So, is replication application-transparent? I mean, if I have an app. using data from a local MSDE database (running on some remote workstations, connected via VPN) and this local server synchronizes (via replication) with a central SQL server, does the application need to have some special architecture?
Or it is unaware of that mechanism and only finds updated data on the local server?
Also, does the data tables need to have some special design features?

Thank you,
 
In theory, Applications are unaware that their data is being replicated. No particular design is needed. Replication should be transparent. That said, it is still susceptible to network glitches, CPU stress, etc. Don't count on the replicated data being completely up to date at any point in time. It takes time to replicate and it's done in the background.

==================================
adaptive uber info galaxies (bigger, better, faster, and more adept than agile innovative cognitive big data clouds)


 
It is transparent. I used that architecture. One server in central office and servers in different locations witch connected to internet and running VPN into central office network.
 
You can see the replication as another user, all things to consider are quite similar to the challanges of multi user enabled applications. That also means it's quite doable and maintainable.

One thing making replication possible is using uniqueidentifier, RowGuid. If your database uses integer identity as PK replication may somehow be possible, but at least the replication process needs to temporarily set IDENTITY_INSERT with all it's downsides, even if you reserve ID values for each location.

Retrofitting RowGuids into a database is not easy and does influence the application itself, so that can hinder you to introduce replication as a fully transparent and independent process without any impact on the application.

Bye, Olaf.

Edit: MS SQL Server offers options to manage replication of data based on Int IDENTITY, but the management of this is a hurdle you don't have with GUIDS.
See
 
Thank you all for help,

I still don't know how replication handles Identities and relation between tables based on that but I'll build a test database and see how it works.

Thank you again,
Daniel
 
Essentially, if you have an identity column in a table, and replicate that table, the numbers assigned to the identity column may not be in synch, may not stay in synch, etc. You could, for instance, have a stored procedure to keep a record of the primary table's identity column as a data column in the target system, and even have a sp to update the target table's identity column value to a data column in the source table. It's a lot of extra work, so hopefully you don't need identity columns. Alternately, you could use a separate table to handle your identity values and increment the identity column programmatically rather than via internal SQL Server processes. Hope this helped a little.

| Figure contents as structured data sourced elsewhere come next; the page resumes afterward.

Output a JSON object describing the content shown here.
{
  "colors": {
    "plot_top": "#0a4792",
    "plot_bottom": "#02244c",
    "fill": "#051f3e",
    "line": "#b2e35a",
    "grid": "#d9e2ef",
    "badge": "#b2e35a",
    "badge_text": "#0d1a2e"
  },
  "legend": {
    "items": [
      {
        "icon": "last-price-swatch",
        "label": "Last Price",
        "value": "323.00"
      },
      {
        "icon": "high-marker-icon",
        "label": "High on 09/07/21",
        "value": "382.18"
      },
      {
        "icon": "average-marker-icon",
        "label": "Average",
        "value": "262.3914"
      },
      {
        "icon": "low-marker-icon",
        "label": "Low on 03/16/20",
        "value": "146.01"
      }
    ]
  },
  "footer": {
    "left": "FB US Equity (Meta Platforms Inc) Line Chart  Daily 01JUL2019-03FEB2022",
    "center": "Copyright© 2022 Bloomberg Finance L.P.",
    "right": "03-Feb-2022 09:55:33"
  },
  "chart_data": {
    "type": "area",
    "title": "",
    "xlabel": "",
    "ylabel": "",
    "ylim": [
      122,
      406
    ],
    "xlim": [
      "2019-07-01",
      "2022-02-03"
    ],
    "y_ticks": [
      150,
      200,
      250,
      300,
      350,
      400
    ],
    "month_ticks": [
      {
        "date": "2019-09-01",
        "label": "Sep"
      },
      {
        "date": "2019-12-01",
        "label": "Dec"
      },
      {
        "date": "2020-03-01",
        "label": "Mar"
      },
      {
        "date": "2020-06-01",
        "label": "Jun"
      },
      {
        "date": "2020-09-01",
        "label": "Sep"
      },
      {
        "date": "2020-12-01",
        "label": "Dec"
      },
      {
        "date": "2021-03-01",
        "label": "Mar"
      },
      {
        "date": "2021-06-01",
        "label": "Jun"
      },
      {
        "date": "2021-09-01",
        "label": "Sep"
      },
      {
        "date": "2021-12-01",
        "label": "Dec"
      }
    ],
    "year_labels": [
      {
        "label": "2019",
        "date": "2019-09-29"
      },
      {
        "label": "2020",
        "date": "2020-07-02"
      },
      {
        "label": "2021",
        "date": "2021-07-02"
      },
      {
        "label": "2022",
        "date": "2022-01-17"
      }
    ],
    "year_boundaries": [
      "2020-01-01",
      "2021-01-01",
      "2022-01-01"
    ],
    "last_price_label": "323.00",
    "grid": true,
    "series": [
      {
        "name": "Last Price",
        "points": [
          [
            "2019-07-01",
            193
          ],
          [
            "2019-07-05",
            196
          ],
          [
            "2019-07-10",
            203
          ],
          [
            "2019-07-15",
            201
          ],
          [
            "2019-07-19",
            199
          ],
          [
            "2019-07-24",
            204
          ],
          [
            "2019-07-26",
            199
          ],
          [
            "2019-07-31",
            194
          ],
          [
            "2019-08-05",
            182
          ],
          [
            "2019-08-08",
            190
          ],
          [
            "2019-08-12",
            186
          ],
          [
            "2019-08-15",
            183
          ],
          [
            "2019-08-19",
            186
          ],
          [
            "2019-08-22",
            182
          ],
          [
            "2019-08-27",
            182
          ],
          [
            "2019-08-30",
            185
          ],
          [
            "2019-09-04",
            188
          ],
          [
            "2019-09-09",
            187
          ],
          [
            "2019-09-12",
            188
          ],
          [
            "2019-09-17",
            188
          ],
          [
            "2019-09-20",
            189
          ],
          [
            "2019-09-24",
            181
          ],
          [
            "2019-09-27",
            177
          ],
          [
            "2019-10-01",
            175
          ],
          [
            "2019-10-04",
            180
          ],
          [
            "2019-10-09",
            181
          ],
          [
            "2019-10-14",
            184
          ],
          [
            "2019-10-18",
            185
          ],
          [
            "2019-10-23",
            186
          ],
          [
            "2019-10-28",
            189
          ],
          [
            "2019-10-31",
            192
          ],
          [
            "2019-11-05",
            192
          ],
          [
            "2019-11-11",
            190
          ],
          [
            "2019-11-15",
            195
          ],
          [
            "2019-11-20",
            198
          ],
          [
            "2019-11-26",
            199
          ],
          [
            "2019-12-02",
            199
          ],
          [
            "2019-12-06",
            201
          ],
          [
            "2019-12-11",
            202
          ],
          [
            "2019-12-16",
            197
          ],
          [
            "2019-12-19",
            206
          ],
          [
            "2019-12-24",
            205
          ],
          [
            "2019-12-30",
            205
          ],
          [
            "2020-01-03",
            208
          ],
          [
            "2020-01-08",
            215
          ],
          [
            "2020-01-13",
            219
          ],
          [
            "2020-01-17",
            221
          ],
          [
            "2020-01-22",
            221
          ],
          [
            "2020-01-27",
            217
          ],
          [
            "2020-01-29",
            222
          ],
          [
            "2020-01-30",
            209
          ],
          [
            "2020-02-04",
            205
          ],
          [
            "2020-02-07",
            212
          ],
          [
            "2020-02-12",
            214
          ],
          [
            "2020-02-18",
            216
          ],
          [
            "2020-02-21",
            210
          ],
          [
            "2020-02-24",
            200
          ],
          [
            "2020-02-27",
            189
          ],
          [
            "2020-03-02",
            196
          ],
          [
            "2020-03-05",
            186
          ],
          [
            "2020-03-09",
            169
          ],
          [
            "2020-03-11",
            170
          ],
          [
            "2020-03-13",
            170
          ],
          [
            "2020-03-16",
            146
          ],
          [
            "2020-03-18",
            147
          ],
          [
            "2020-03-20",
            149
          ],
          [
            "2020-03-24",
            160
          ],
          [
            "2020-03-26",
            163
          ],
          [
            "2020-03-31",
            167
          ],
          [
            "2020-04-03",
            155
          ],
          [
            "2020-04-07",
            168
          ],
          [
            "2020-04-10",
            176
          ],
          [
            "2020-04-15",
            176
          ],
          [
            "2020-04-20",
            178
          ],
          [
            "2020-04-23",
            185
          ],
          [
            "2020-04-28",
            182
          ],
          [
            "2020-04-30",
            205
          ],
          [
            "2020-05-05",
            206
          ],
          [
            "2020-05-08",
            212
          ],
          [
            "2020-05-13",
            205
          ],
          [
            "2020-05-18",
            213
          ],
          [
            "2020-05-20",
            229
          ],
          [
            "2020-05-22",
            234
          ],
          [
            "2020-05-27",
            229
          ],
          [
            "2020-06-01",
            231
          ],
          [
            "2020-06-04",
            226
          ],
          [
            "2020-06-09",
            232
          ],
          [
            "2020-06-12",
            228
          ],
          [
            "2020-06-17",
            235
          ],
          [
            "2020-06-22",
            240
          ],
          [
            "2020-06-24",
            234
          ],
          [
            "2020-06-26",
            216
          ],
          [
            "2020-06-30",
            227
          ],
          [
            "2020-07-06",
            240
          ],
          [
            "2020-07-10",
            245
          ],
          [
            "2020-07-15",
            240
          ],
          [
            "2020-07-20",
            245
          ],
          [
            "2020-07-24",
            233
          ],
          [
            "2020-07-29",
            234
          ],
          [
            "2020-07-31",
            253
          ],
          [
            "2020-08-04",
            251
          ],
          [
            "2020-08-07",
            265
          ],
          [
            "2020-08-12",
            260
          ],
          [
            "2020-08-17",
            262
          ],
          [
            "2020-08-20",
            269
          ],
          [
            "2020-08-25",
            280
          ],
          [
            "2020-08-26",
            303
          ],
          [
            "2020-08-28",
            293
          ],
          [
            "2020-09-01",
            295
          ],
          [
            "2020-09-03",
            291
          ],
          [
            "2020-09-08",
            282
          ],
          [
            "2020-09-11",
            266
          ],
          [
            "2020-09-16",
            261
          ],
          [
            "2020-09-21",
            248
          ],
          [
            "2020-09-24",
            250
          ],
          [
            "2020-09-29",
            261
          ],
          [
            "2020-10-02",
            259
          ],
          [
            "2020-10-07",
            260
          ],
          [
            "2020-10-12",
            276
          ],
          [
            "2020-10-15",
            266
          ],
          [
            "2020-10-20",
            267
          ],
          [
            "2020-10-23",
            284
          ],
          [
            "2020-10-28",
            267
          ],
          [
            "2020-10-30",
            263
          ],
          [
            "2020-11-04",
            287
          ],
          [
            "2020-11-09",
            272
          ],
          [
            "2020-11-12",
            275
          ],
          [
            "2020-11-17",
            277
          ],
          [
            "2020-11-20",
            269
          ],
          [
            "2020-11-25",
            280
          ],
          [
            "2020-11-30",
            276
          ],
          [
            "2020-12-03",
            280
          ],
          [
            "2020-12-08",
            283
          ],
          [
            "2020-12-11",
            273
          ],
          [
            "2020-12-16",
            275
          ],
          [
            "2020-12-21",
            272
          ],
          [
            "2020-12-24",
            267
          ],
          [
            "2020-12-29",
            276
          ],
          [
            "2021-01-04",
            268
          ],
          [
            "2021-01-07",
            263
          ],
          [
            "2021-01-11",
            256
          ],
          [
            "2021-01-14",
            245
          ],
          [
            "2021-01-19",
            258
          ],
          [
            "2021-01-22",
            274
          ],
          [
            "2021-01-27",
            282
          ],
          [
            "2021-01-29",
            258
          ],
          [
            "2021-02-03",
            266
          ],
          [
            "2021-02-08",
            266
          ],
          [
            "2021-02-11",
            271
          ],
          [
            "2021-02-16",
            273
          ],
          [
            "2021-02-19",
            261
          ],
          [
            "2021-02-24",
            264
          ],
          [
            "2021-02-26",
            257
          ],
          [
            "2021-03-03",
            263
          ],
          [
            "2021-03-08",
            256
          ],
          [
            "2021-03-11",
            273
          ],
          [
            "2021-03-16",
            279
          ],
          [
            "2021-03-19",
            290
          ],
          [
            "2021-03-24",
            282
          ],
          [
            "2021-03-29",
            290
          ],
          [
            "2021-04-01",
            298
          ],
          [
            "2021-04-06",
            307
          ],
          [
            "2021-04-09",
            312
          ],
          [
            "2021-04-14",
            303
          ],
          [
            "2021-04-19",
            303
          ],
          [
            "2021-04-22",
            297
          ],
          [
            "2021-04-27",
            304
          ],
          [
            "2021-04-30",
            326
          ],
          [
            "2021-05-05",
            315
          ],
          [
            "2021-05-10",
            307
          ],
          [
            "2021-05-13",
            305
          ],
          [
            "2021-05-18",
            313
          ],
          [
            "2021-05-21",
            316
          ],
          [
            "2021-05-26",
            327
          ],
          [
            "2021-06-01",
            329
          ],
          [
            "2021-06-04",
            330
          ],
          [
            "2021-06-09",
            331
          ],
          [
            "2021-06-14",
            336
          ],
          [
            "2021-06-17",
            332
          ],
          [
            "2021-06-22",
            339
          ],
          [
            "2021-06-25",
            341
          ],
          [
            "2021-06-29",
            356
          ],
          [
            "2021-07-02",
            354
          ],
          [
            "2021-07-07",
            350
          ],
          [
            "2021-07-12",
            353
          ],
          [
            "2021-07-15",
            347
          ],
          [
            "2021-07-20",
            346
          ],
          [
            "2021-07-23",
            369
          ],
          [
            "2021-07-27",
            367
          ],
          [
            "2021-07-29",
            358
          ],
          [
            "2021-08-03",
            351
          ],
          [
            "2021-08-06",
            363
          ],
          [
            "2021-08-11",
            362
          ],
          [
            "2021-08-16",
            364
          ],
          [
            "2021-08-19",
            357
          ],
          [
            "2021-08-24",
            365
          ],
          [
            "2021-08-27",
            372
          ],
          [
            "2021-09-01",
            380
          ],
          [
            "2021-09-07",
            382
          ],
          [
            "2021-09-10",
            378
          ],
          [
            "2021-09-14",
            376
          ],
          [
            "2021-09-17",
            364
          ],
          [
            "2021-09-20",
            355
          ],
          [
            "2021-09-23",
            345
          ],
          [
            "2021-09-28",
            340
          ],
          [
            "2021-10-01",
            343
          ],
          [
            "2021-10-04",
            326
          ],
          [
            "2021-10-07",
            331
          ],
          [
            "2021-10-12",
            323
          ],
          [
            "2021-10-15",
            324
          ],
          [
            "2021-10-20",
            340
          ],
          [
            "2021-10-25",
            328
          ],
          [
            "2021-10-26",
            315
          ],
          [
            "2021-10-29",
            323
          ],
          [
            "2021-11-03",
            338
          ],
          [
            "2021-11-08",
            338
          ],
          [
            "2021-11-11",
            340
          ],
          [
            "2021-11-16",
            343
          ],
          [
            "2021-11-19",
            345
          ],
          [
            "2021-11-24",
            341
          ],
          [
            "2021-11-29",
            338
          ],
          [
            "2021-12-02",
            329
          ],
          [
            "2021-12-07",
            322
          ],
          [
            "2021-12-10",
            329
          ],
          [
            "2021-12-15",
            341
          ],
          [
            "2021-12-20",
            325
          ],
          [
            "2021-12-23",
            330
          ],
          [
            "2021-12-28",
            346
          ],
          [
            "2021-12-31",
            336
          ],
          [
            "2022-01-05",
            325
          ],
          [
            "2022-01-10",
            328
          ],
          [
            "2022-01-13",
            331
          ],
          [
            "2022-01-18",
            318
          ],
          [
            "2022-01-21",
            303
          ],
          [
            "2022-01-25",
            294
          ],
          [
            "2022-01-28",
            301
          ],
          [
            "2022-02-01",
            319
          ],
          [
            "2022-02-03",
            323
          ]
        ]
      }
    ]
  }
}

==================================
adaptive uber info galaxies (bigger, better, faster, and more adept than agile innovative cognitive big data clouds)


 
It is number of ways to handle identity columns in replication (if you use identity columns). Even if you not doing anything when you set up replication system will create additional columns with and system tables which will track and handle all conflicts It is works pretty well.
 
Well, thank you, I was pretty confused about identities, now I am really confused [bigsmile]

I do use identity columns; basically I have three tables:
- Products with idProduct identity
- Documents with idDocument identity
- Rows with idRow identity AND related into Products and Documents via idProduct and idDocument

There is more than one workstations sending data to the server so, for example, the idDocument=7344 will
occur several times, each time with a set of rows according to an workstation.

I don't care the values as long as Documents ans Rows are well paired.
I expect Replication to generate new Identities but maintain the proper pairing for Document-Line relation.

That is my main concern now: can I trust replication to properly match relations between tables by generating new identities or I must use some other means of unique relationship, like GUID?